According to the researcher's theory the Asian elephants produce squeaks by pressing air through their tensed lips inducing the lip´s vibration. This technique equals the human brass players lip buzzing to produce a complex sound whose harmonic overtones are subsequently resonated by the instrument, resulting in its characteristic brassy sound. "Apart from human brass players this technique of lip buzzing to produce sounds has, to our knowledge, not been described in any other animal species and is thus considered unique in the animal kingdom", says Veronika Beeck.
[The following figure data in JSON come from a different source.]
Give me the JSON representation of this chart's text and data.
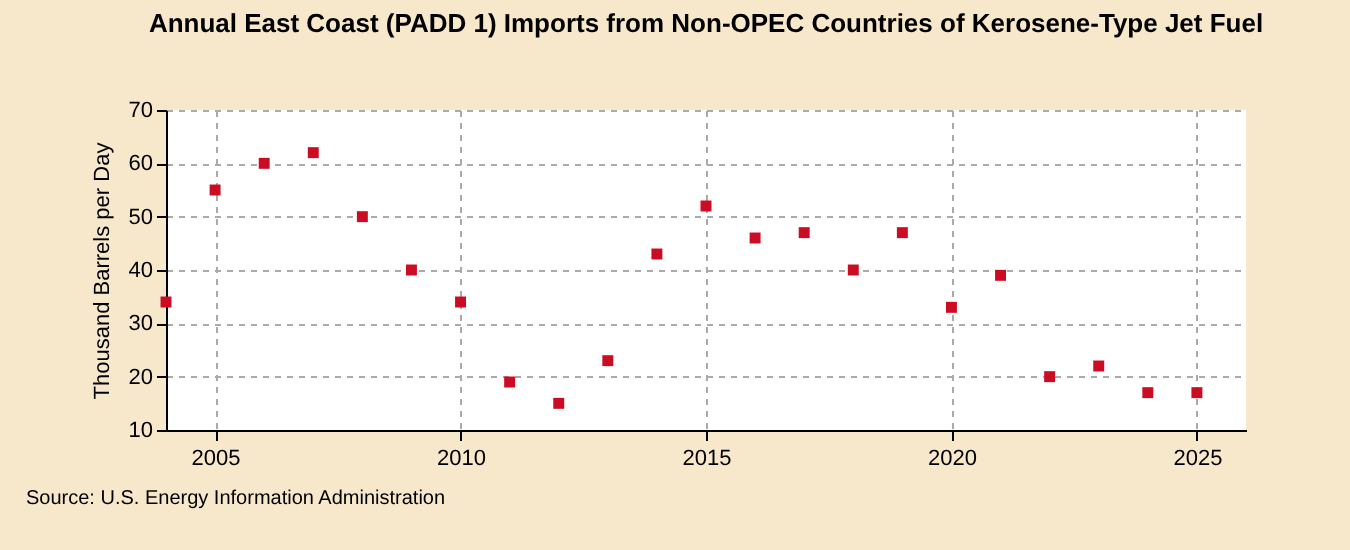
{
  "chart_data": {
    "type": "scatter",
    "title": "Annual East Coast (PADD 1) Imports from Non-OPEC Countries of Kerosene-Type Jet Fuel",
    "ylabel": "Thousand Barrels per Day",
    "annotations": [
      "Source: U.S. Energy Information Administration"
    ],
    "x": [
      2004,
      2005,
      2006,
      2007,
      2008,
      2009,
      2010,
      2011,
      2012,
      2013,
      2014,
      2015,
      2016,
      2017,
      2018,
      2019,
      2020,
      2021,
      2022,
      2023,
      2024,
      2025
    ],
    "series": [
      {
        "color": "#cc0c22",
        "values": [
          34,
          55,
          60,
          62,
          50,
          40,
          34,
          19,
          15,
          23,
          43,
          52,
          46,
          47,
          40,
          47,
          33,
          39,
          20,
          22,
          17,
          17
        ]
      }
    ],
    "xlim": [
      2004,
      2026
    ],
    "xticks": [
      2005,
      2010,
      2015,
      2020,
      2025
    ],
    "ylim": [
      10,
      70
    ],
    "yticks": [
      10,
      20,
      30,
      40,
      50,
      60,
      70
    ],
    "grid": true,
    "marker": "square",
    "legend": false
  }
}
The elephants iconic trumpet on the other hand is produced by a blast of air through the trunk. Here again, however, the vibrating anatomic sound source is not yet conclusively studied.
This new evidence further highlights the elephant´s flexibility in sound production. A few years ago, Angela Stöger-Horwath showed that elephants are capable of learning novel sounds. An Asian elephant in a Korean Zoo, by imitating his trainer, learned to speak some words in Korean. Since only a few elephants in this recent study squeaked the researchers suggest that squeaks might be learned, too.